Third trimester malaise

An essay I wrote last summer was published on Brain, Child Magazine’s website yesterday. It’s about my third trimester of pregnancy with Henry—and how it was the absolute pits.

After sharing it with a friend of mine, she wrote, “In conversations with friends that have children, it seems that mixed feelings (and I’m not talking about hormonal effects) are a common, though not easily talked about, phenomenon. My impression is there is a lot of pressure for women to be ‘happy’ in an uncomplicated way both before and after the birth—but ambivalence and fear are surely part of the package for many.”

Amid my own feelings of ambivalence and—predominantly—fear, I certainly felt that pressure to put on a happy face. Much of it self-induced. In so many books, on so many websites and even from so many women, I’ve found there to be too much judgment around pregnancy, childbirth and mothering. As if there is a right and wrong way to do all of it: doctor or midwife; epidural or natural; breastfeeding or formula; etc.
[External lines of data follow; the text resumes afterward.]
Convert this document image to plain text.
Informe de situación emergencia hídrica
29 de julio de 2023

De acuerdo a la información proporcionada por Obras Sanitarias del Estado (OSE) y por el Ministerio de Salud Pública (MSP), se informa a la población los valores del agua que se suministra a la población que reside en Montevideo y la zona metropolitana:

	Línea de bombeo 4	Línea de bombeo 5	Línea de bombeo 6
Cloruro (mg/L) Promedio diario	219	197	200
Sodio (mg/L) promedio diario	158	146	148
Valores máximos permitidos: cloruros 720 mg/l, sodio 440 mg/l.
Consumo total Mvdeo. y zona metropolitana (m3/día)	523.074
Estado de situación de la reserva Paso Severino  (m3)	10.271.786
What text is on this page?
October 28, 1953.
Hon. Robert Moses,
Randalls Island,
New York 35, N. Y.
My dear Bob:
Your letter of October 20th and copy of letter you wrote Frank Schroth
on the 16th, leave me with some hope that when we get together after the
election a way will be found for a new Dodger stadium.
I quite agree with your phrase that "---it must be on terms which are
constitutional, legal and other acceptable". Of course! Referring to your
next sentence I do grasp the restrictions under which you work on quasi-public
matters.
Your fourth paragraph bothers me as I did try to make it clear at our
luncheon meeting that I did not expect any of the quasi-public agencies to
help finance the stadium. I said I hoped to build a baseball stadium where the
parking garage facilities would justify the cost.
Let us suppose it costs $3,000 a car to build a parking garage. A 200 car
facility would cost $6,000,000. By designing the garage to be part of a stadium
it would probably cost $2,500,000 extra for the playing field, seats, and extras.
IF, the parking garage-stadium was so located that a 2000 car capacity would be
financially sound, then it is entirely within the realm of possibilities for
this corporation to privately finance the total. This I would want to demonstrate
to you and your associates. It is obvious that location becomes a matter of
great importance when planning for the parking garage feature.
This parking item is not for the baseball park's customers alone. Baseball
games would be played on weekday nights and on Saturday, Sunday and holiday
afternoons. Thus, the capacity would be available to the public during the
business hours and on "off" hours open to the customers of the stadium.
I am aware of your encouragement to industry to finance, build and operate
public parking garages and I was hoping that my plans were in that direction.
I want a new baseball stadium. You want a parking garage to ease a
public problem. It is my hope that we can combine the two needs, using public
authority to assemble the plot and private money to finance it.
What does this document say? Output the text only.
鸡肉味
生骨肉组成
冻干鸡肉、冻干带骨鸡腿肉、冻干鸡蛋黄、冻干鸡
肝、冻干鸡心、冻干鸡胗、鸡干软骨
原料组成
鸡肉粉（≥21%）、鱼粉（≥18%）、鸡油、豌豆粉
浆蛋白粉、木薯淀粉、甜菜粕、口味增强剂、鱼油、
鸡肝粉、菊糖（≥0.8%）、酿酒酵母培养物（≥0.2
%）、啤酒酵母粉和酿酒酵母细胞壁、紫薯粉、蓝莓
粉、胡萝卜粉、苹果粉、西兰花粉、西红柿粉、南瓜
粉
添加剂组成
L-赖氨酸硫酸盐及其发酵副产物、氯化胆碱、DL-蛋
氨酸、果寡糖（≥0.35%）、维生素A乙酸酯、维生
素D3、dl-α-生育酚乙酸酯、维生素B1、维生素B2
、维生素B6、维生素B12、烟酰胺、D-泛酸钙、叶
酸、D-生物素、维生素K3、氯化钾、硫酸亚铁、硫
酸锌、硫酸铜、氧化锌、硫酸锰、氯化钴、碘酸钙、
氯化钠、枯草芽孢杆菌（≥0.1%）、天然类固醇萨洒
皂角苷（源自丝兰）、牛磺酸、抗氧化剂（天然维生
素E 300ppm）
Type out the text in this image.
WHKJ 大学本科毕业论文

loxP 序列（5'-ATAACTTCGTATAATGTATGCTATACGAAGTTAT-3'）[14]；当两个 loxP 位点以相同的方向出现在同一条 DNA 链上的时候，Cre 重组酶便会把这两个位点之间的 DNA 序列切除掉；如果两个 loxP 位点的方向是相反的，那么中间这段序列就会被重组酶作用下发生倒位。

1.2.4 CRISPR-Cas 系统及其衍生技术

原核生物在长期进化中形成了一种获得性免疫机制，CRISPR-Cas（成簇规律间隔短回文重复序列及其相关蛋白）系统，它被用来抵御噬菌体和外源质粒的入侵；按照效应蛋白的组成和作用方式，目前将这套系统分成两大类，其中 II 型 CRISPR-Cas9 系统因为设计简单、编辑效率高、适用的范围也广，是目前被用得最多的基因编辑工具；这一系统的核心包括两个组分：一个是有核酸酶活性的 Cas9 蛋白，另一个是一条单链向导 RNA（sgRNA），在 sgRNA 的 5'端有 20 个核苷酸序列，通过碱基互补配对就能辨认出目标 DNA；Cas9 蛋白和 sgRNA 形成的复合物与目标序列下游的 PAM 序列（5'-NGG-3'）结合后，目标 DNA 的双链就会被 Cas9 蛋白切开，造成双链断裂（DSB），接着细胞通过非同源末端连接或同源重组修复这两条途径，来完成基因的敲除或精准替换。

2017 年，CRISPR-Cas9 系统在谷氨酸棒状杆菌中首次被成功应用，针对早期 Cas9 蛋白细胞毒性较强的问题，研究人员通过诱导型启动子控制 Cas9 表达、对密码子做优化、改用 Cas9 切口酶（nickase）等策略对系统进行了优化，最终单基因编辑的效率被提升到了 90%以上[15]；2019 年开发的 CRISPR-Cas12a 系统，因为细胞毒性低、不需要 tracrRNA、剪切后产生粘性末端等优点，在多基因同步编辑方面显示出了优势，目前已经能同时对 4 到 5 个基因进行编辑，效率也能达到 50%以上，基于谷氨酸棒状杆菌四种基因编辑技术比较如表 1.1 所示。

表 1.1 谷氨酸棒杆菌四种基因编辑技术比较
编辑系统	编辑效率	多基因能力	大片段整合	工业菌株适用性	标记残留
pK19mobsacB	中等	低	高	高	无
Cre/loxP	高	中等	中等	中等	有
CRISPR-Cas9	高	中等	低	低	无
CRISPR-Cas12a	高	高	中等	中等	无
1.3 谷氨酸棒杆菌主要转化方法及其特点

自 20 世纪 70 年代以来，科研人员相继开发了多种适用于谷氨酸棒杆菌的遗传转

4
For me, that type of judgment can, at times, breed guilt. But the truth is that while becoming and being a mother has afforded unimaginable joy, it’s also at times been a real bear.

And I do believe that those parts of the experience—the challenges that have required me to summon inner strength and/or a good sense of humor—also deserve a chance to breathe, judgment and guilt be damned.

I know I’ve read some awesome poems and essays that touch on themes like this. I’ll post them as I come across them. Please feel free to do the same.